The Talent Masters: Bill Conaty and Ram Charan, Random House Business Books, 320 pages, Rs699.
Meritocracy through differentiation
This is the mother’s milk of helping talent reach its potential. Memorize this slogan: Differentiation breeds meritocracy; sameness (the failure to differentiate people) breeds mediocrity. The latter happens all too often in companies that automatically equate high performance with achieving or exceeding agreed-upon financial goals. Without exception, talent masters dig into the many causes underlying performance so that they can recognize and reward leaders according to their talents, behaviours, and values.
All companies have values, stated or unstated. Some are meaningful, many are boilerplate. What we call working values have a real impact on how well results are delivered, because they govern how people work and behave. They’re the values people live by, because they are absolutely expected of both leaders and employees. For example, one value we see among talent masters is the obligation of leaders to develop other leaders. Values aren’t always labelled as such. Hindustan Unilever distinguishes the what and the how of the leadership, the “what” referring to getting things done and the “how” to the values component, “acting in a way others will admire and want to follow.” At Procter and Gamble, says CEO Bob MacDonald, “We talk a lot about character, which I define as putting the needs of the organization above your own needs.” By whatever name, masters repeat and repeat and repeat their values, and reinforce them by linking recognition and rewards with them.
A culture of trust and candour
A company can develop its people only if it has accurate information about their strengths and development needs, and it can only get that information if people can talk candidly—that is, honestly and openly. Candour gets the truth out. It enables keener observations, greater insight, and better descriptions. It’s easy to cite a leader’s strengths but edgier to pinpoint their development needs and expect them to accept and address them. As we will see throughout this book, creating a culture of candour is the hardest part of becoming a talent master. People can talk candidly only if they trust the system to respect honesty and confidentiality.
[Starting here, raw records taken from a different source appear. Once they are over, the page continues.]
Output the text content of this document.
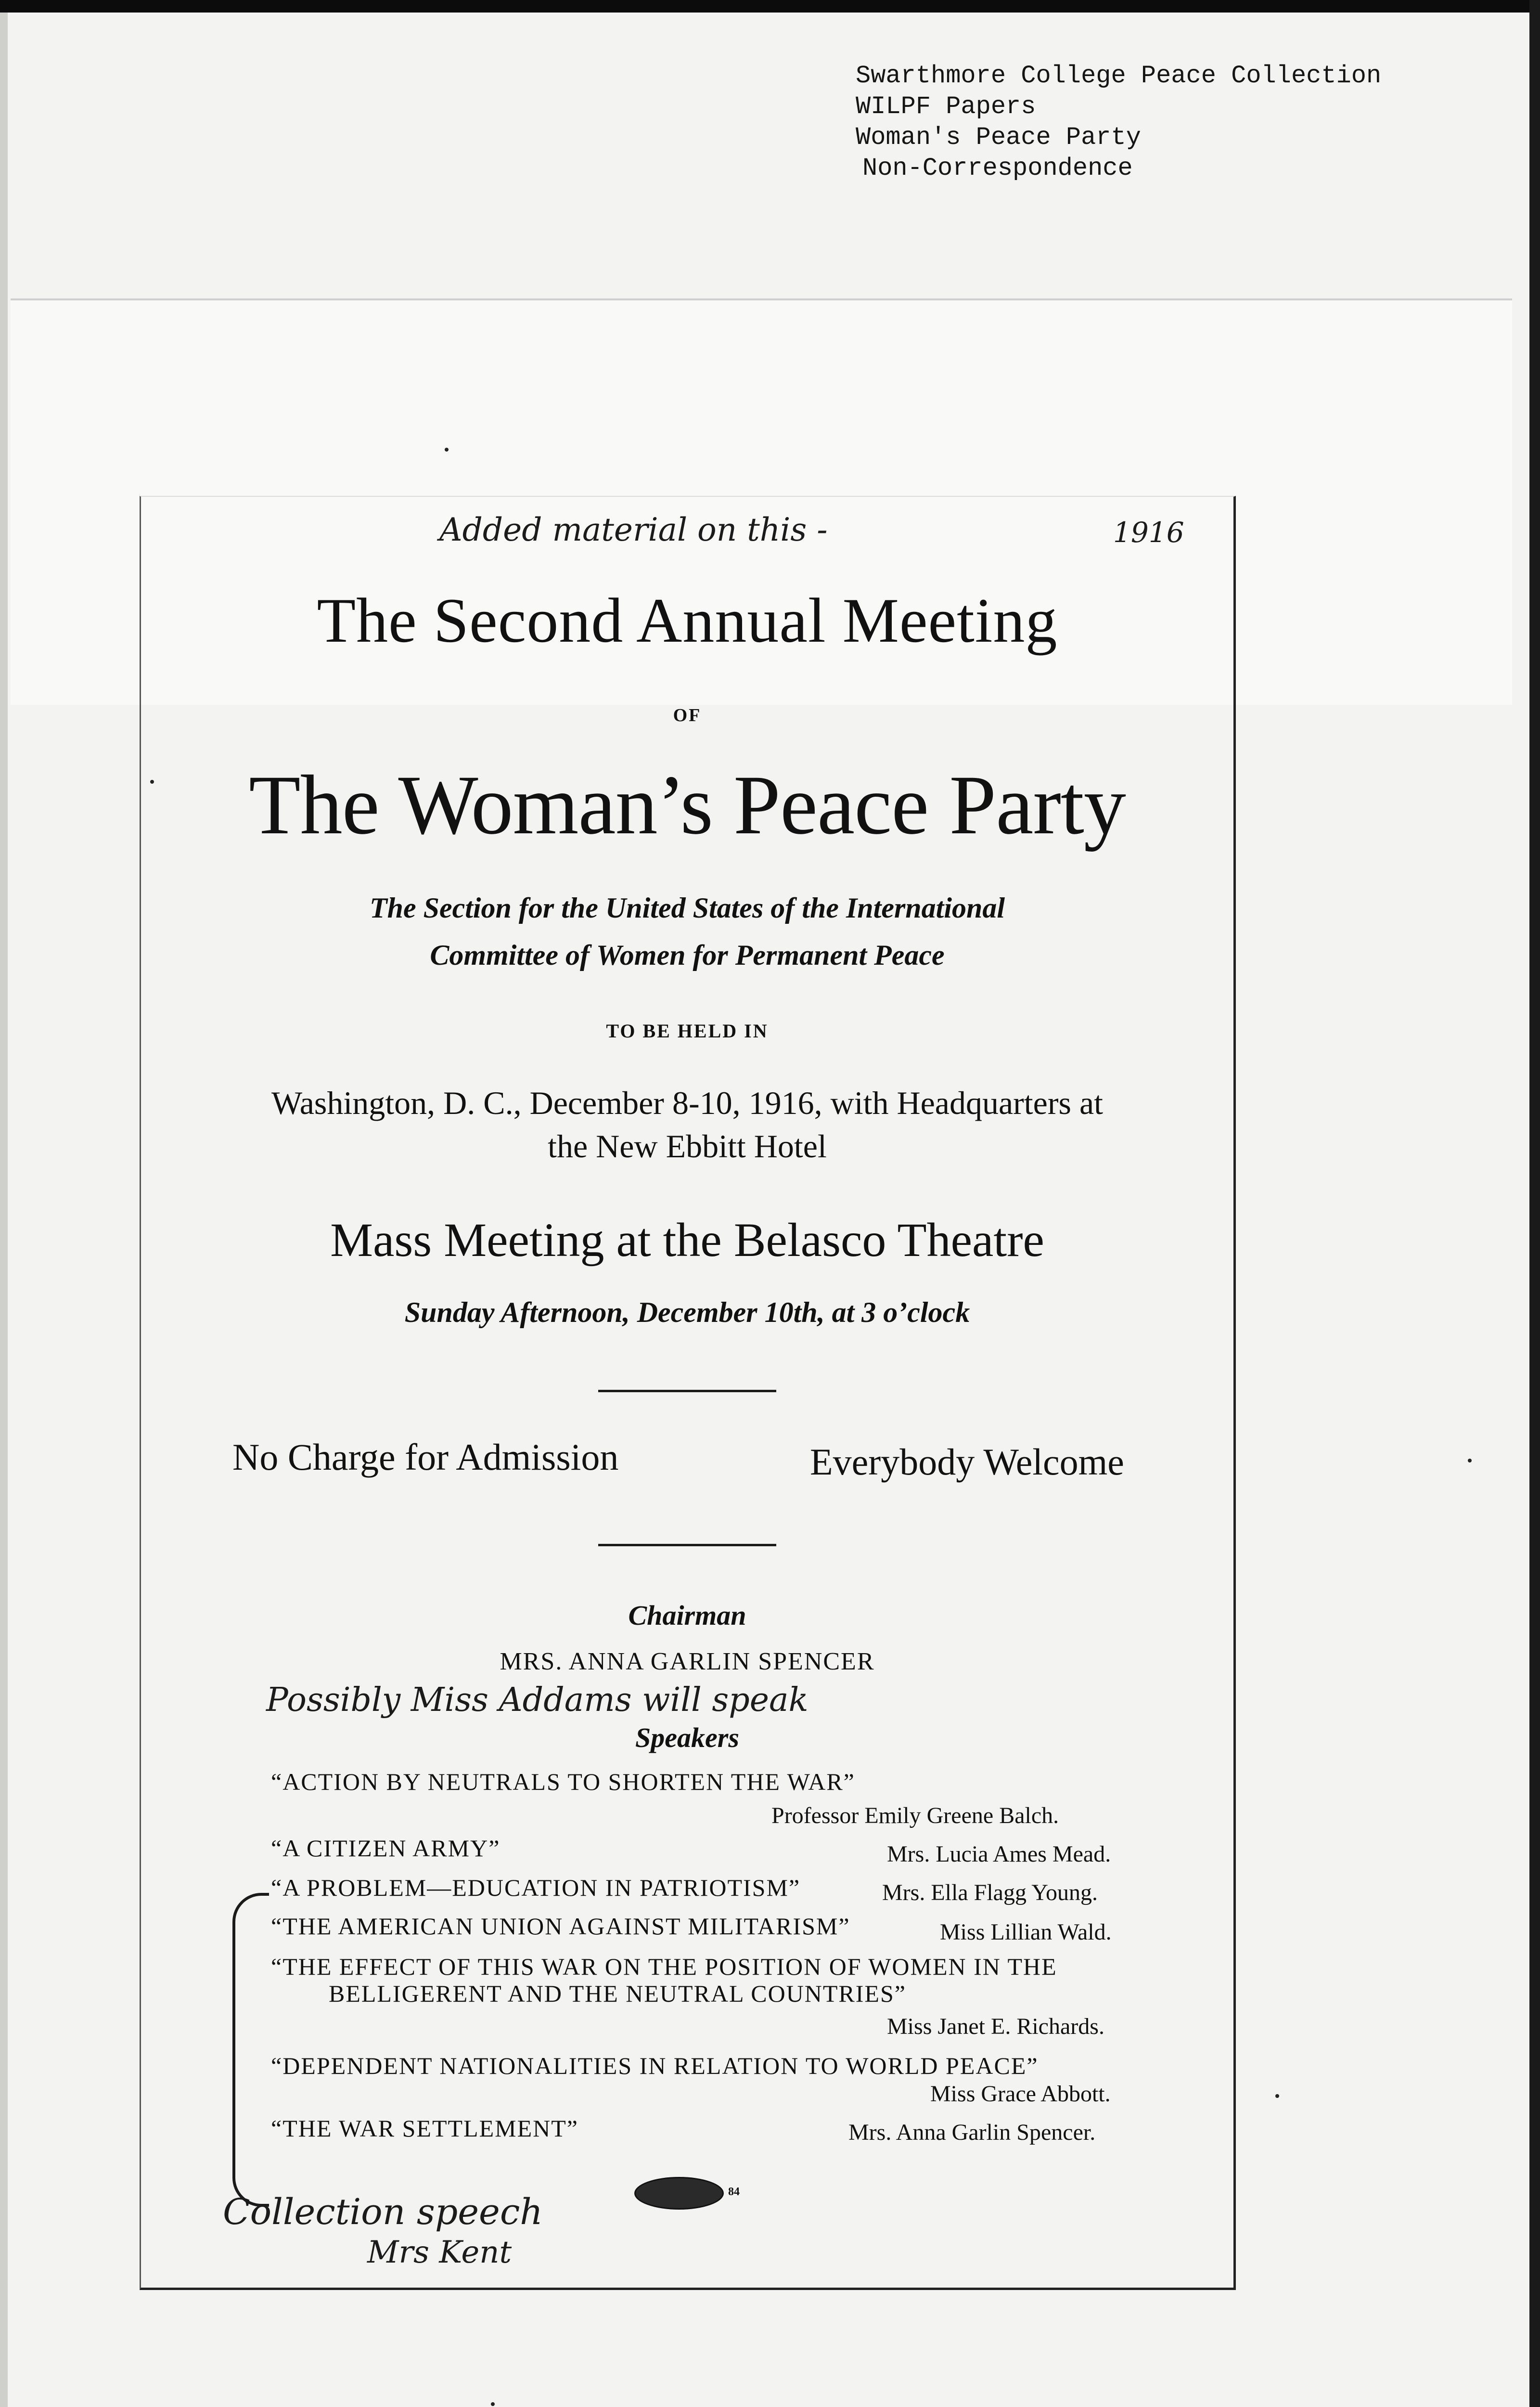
Swarthmore College Peace Collection
WILPF Papers
Woman's Peace Party
Non-Correspondence
Added material on this -	1916
The Second Annual Meeting
OF
The Woman’s Peace Party
The Section for the United States of the International
Committee of Women for Permanent Peace
TO BE HELD IN
Washington, D. C., December 8-10, 1916, with Headquarters at
the New Ebbitt Hotel
Mass Meeting at the Belasco Theatre
Sunday Afternoon, December 10th, at 3 o’clock
No Charge for Admission	Everybody Welcome
Chairman
MRS. ANNA GARLIN SPENCER
Possibly Miss Addams will speak
Speakers
“ACTION BY NEUTRALS TO SHORTEN THE WAR”
Professor Emily Greene Balch.
“A CITIZEN ARMY”	Mrs. Lucia Ames Mead.
“A PROBLEM—EDUCATION IN PATRIOTISM”	Mrs. Ella Flagg Young.
“THE AMERICAN UNION AGAINST MILITARISM”	Miss Lillian Wald.
“THE EFFECT OF THIS WAR ON THE POSITION OF WOMEN IN THE
BELLIGERENT AND THE NEUTRAL COUNTRIES”
Miss Janet E. Richards.
“DEPENDENT NATIONALITIES IN RELATION TO WORLD PEACE”
Miss Grace Abbott.
“THE WAR SETTLEMENT”	Mrs. Anna Garlin Spencer.
84
Collection speech
Mrs Kent
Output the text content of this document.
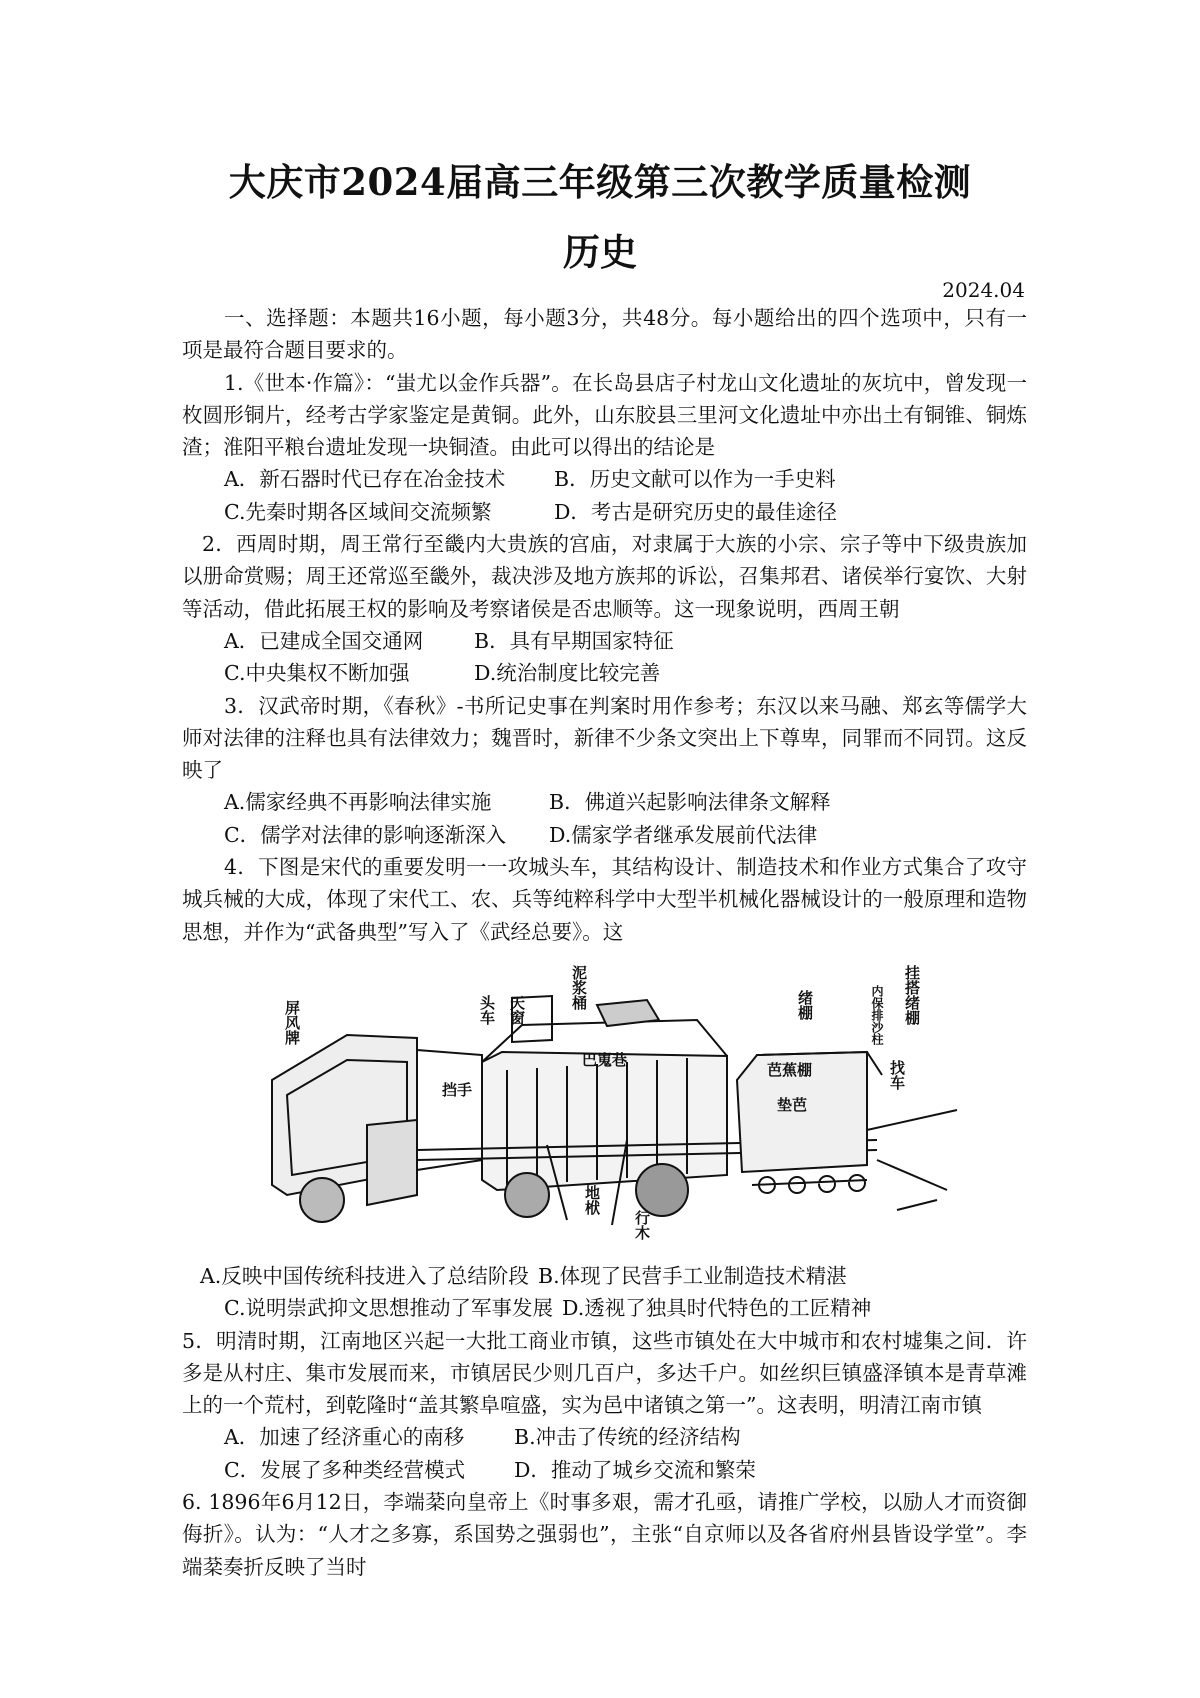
大庆市2024届高三年级第三次教学质量检测
历史
2024.04

一、选择题：本题共16小题，每小题3分，共48分。每小题给出的四个选项中，只有一项是最符合题目要求的。

1.《世本·作篇》：“蚩尤以金作兵器”。在长岛县店子村龙山文化遗址的灰坑中，曾发现一枚圆形铜片，经考古学家鉴定是黄铜。此外，山东胶县三里河文化遗址中亦出土有铜锥、铜炼渣；淮阳平粮台遗址发现一块铜渣。由此可以得出的结论是

A．新石器时代已存在冶金技术 B．历史文献可以作为一手史料

C.先秦时期各区域间交流频繁	D．考古是研究历史的最佳途径

2．西周时期，周王常行至畿内大贵族的宫庙，对隶属于大族的小宗、宗子等中下级贵族加以册命赏赐；周王还常巡至畿外，裁决涉及地方族邦的诉讼，召集邦君、诸侯举行宴饮、大射等活动，借此拓展王权的影响及考察诸侯是否忠顺等。这一现象说明，西周王朝

A．已建成全国交通网 B．具有早期国家特征

C.中央集权不断加强	D.统治制度比较完善

3．汉武帝时期，《春秋》-书所记史事在判案时用作参考；东汉以来马融、郑玄等儒学大师对法律的注释也具有法律效力；魏晋时，新律不少条文突出上下尊卑，同罪而不同罚。这反映了

A.儒家经典不再影响法律实施	B．佛道兴起影响法律条文解释

C．儒学对法律的影响逐渐深入 D.儒家学者继承发展前代法律

4．下图是宋代的重要发明一一攻城头车，其结构设计、制造技术和作业方式集合了攻守城兵械的大成，体现了宋代工、农、兵等纯粹科学中大型半机械化器械设计的一般原理和造物思想，并作为“武备典型”写入了《武经总要》。这

屏风牌	头车 天窗	泥浆桶	绪棚
挡手
巴嵬巷
地栿
行木
找车
挂搭绪棚
内保排沙柱
芭蕉棚
垫芭

A.反映中国传统科技进入了总结阶段 B.体现了民营手工业制造技术精湛

C.说明崇武抑文思想推动了军事发展 D.透视了独具时代特色的工匠精神

5．明清时期，江南地区兴起一大批工商业市镇，这些市镇处在大中城市和农村墟集之间．许多是从村庄、集市发展而来，市镇居民少则几百户，多达千户。如丝织巨镇盛泽镇本是青草滩上的一个荒村，到乾隆时“盖其繁阜喧盛，实为邑中诸镇之第一”。这表明，明清江南市镇

A．加速了经济重心的南移 B.冲击了传统的经济结构

C．发展了多种类经营模式 D．推动了城乡交流和繁荣

6. 1896年6月12日，李端棻向皇帝上《时事多艰，需才孔亟，请推广学校，以励人才而资御侮折》。认为：“人才之多寡，系国势之强弱也”，主张“自京师以及各省府州县皆设学堂”。李端棻奏折反映了当时
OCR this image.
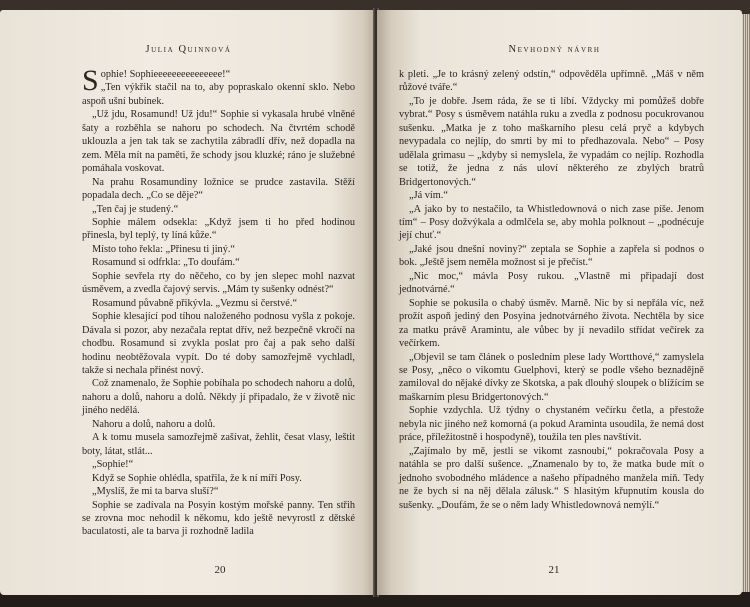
Julia Quinnová

Sophie! Sophieeeeeeeeeeeeeee!“

„Ten výkřik stačil na to, aby popraskalo okenní sklo. Nebo aspoň ušní bubínek.

„Už jdu, Rosamund! Už jdu!“ Sophie si vykasala hrubé vlněné šaty a rozběhla se nahoru po schodech. Na čtvrtém schodě uklouzla a jen tak tak se zachytila zábradlí dřív, než dopadla na zem. Měla mít na paměti, že schody jsou kluzké; ráno je služebné pomáhala voskovat.

Na prahu Rosamundiny ložnice se prudce zastavila. Stěží popadala dech. „Co se děje?“

„Ten čaj je studený.“

Sophie málem odsekla: „Když jsem ti ho před hodinou přinesla, byl teplý, ty líná kůže.“

Místo toho řekla: „Přinesu ti jiný.“

Rosamund si odfrkla: „To doufám.“

Sophie sevřela rty do něčeho, co by jen slepec mohl nazvat úsměvem, a zvedla čajový servis. „Mám ty sušenky odnést?“

Rosamund půvabně přikývla. „Vezmu si čerstvé.“

Sophie klesající pod tíhou naloženého podnosu vyšla z pokoje. Dávala si pozor, aby nezačala reptat dřív, než bezpečně vkročí na chodbu. Rosamund si zvykla poslat pro čaj a pak seho další hodinu neobtěžovala vypít. Do té doby samozřejmě vychladl, takže si nechala přinést nový.

Což znamenalo, že Sophie pobíhala po schodech nahoru a dolů, nahoru a dolů, nahoru a dolů. Někdy jí připadalo, že v životě nic jiného nedělá.

Nahoru a dolů, nahoru a dolů.

A k tomu musela samozřejmě zašívat, žehlit, česat vlasy, leštit boty, látat, stlát...

„Sophie!“

Když se Sophie ohlédla, spatřila, že k ní míří Posy.

„Myslíš, že mi ta barva sluší?“

Sophie se zadívala na Posyin kostým mořské panny. Ten střih se zrovna moc nehodil k někomu, kdo ještě nevyrostl z dětské baculatosti, ale ta barva ji rozhodně ladila

20
Nevhodný návrh

k pleti. „Je to krásný zelený odstín,“ odpověděla upřímně. „Máš v něm růžové tváře.“

„To je dobře. Jsem ráda, že se ti líbí. Vždycky mi pomůžeš dobře vybrat.“ Posy s úsměvem natáhla ruku a zvedla z podnosu pocukrovanou sušenku. „Matka je z toho maškarního plesu celá pryč a kdybych nevypadala co nejlíp, do smrti by mi to předhazovala. Nebo“ – Posy udělala grimasu – „kdyby si nemyslela, že vypadám co nejlíp. Rozhodla se totiž, že jedna z nás uloví některého ze zbylých bratrů Bridgertonových.“

„Já vím.“

„A jako by to nestačilo, ta Whistledownová o nich zase píše. Jenom tím“ – Posy dožvýkala a odmlčela se, aby mohla polknout – „podnécuje její chuť.“

„Jaké jsou dnešní noviny?“ zeptala se Sophie a zapřela si podnos o bok. „Ještě jsem neměla možnost si je přečíst.“

„Nic moc,“ mávla Posy rukou. „Vlastně mi připadají dost jednotvárné.“

Sophie se pokusila o chabý úsměv. Marně. Nic by si nepřála víc, než prožít aspoň jediný den Posyina jednotvárného života. Nechtěla by sice za matku právě Aramintu, ale vůbec by jí nevadilo střídat večírek za večírkem.

„Objevil se tam článek o posledním plese lady Wortthové,“ zamyslela se Posy, „něco o vikomtu Guelphovi, který se podle všeho beznadějně zamiloval do nějaké dívky ze Skotska, a pak dlouhý sloupek o blížícím se maškarním plesu Bridgertonových.“

Sophie vzdychla. Už týdny o chystaném večírku četla, a přestože nebyla nic jiného než komorná (a pokud Araminta usoudila, že nemá dost práce, příležitostně i hospodyně), toužila ten ples navštívit.

„Zajímalo by mě, jestli se vikomt zasnoubí,“ pokračovala Posy a natáhla se pro další sušence. „Znamenalo by to, že matka bude mít o jednoho svobodného mládence a našeho případného manžela míň. Tedy ne že bych si na něj dělala zálusk.“ S hlasitým křupnutím kousla do sušenky. „Doufám, že se o něm lady Whistledownová nemýlí.“

21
Talent masters work strenuously to ensure trust by insisting on candour in all of the company’s dialogues, whether one-on-one, in group settings, or in appraisals.
Rigorous talent assessment
Talent masters have the same goal and results orientation in their people processes as they do in their financial systems. They set explicit time-based people development goals and discuss the why and how of these goals. They review people as thoroughly and regularly as they review operations, business performance, strategy, and budgets. Crucially, they integrate the people reviews with each of the others, gathering and updating the information as the system progresses. Like the financial systems, the people systems have rhythms and rigour, and evolve over time as new needs arise.
A business partnership with human resources
Talent masters use human resource leaders as active and effective business partners, raising them to the same, if not higher, level as the chief financial officer. The HR function will only be as strong as the CEO wants it to be, and if the CEO doesn’t have high expectations for it, HR will remain second tier. Just as the CFO is the trustee of the financial system, the chief human resources officer is the trustee of the people system.